Optimize for production#
Monitor performance
Use Anyscale’s built-in observability to track:
Request latency and token throughput
GPU utilization and memory usage
Memory or disk usage
Node count
To enable LLM metrics, see Monitor with the Ray Serve LLM dashboard. Note: Engine metric logging is on by default as of Ray 2.51 or later. For detailed metrics guidance on monitoring with Anyscale service, see Monitor a service.
Scale efficiently
Configure auto-scaling policies for each service independently:
Scale the LLM service based on GPU utilization
Scale the agent service based on request volume
Scale tool services based on specific workload patterns
Production best practices#
Anyscale services provide enterprise-grade features for running agents in production. Key capabilities include:
Zero-downtime deployments: Update models or agent logic without interrupting service. See Update an Anyscale service.

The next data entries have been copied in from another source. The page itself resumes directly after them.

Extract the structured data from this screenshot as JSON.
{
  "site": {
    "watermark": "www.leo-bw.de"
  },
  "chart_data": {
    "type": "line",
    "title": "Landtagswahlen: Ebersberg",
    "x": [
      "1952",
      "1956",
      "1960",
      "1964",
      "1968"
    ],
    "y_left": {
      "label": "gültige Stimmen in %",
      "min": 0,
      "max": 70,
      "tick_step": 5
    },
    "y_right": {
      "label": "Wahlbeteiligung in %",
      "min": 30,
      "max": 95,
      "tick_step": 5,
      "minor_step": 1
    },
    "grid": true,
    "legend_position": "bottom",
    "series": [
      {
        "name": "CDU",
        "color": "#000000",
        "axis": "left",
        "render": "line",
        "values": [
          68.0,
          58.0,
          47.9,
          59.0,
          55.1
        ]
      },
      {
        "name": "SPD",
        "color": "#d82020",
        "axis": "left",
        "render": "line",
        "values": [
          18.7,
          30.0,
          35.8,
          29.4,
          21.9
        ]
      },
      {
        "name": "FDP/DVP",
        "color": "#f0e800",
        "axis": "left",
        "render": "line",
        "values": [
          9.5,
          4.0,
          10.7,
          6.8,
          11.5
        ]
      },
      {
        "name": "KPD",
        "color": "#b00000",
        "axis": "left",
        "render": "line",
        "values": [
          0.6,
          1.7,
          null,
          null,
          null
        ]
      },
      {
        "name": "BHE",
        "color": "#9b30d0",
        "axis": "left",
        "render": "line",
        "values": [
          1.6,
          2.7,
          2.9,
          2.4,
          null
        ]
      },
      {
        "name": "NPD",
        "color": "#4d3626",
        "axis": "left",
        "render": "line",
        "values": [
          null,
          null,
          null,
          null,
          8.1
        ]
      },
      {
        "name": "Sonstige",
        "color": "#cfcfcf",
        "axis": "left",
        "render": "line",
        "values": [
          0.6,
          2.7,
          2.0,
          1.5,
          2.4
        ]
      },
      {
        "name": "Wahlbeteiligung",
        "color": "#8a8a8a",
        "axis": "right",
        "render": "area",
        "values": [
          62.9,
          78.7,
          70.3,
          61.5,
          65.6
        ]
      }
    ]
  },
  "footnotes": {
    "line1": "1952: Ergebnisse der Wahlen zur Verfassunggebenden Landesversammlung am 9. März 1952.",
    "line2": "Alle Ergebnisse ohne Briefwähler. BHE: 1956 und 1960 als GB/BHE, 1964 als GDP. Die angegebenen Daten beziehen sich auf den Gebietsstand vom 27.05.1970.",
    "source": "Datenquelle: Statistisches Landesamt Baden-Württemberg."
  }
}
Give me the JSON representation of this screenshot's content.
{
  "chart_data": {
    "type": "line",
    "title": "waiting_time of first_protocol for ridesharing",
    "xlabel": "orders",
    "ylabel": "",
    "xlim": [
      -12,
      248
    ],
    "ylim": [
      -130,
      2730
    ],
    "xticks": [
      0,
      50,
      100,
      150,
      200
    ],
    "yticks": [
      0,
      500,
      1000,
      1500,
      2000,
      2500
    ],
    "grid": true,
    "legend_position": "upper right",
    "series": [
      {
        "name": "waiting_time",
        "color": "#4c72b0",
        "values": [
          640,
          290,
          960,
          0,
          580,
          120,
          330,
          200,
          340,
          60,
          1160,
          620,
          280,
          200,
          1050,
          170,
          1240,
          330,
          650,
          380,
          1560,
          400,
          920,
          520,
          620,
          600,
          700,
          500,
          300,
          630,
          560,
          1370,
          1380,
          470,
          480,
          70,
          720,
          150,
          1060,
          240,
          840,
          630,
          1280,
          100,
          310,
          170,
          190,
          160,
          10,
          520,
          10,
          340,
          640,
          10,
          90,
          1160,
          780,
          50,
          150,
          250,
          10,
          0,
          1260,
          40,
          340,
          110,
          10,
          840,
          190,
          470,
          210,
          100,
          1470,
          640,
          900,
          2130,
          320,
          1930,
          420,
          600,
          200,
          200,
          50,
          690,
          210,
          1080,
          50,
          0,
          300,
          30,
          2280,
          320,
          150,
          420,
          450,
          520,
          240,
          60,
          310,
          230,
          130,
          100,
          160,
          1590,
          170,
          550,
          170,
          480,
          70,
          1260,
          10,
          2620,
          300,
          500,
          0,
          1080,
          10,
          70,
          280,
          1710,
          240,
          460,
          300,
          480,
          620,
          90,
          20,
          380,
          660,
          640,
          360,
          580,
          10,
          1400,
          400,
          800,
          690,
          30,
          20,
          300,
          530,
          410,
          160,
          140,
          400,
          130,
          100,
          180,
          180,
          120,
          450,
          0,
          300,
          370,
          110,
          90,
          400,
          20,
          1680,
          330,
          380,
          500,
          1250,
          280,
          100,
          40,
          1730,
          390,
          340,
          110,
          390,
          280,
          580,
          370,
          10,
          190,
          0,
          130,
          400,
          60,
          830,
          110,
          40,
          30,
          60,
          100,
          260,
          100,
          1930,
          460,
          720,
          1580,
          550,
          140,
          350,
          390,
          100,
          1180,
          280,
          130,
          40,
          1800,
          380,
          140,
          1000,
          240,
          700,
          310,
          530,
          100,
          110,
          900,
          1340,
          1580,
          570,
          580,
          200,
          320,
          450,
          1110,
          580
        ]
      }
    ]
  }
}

Multi-version management: Deploy up to 10 versions behind a single endpoint for A/B testing and canary deployments. See Deploy multiple versions of an Anyscale service.
High availability: Distribute replicas across availability zones with automatic handling of outages. See Configure head node fault tolerance.
For comprehensive guidance on production deployments, see the Anyscale Services documentation and Ray Serve on the Anyscale Runtime.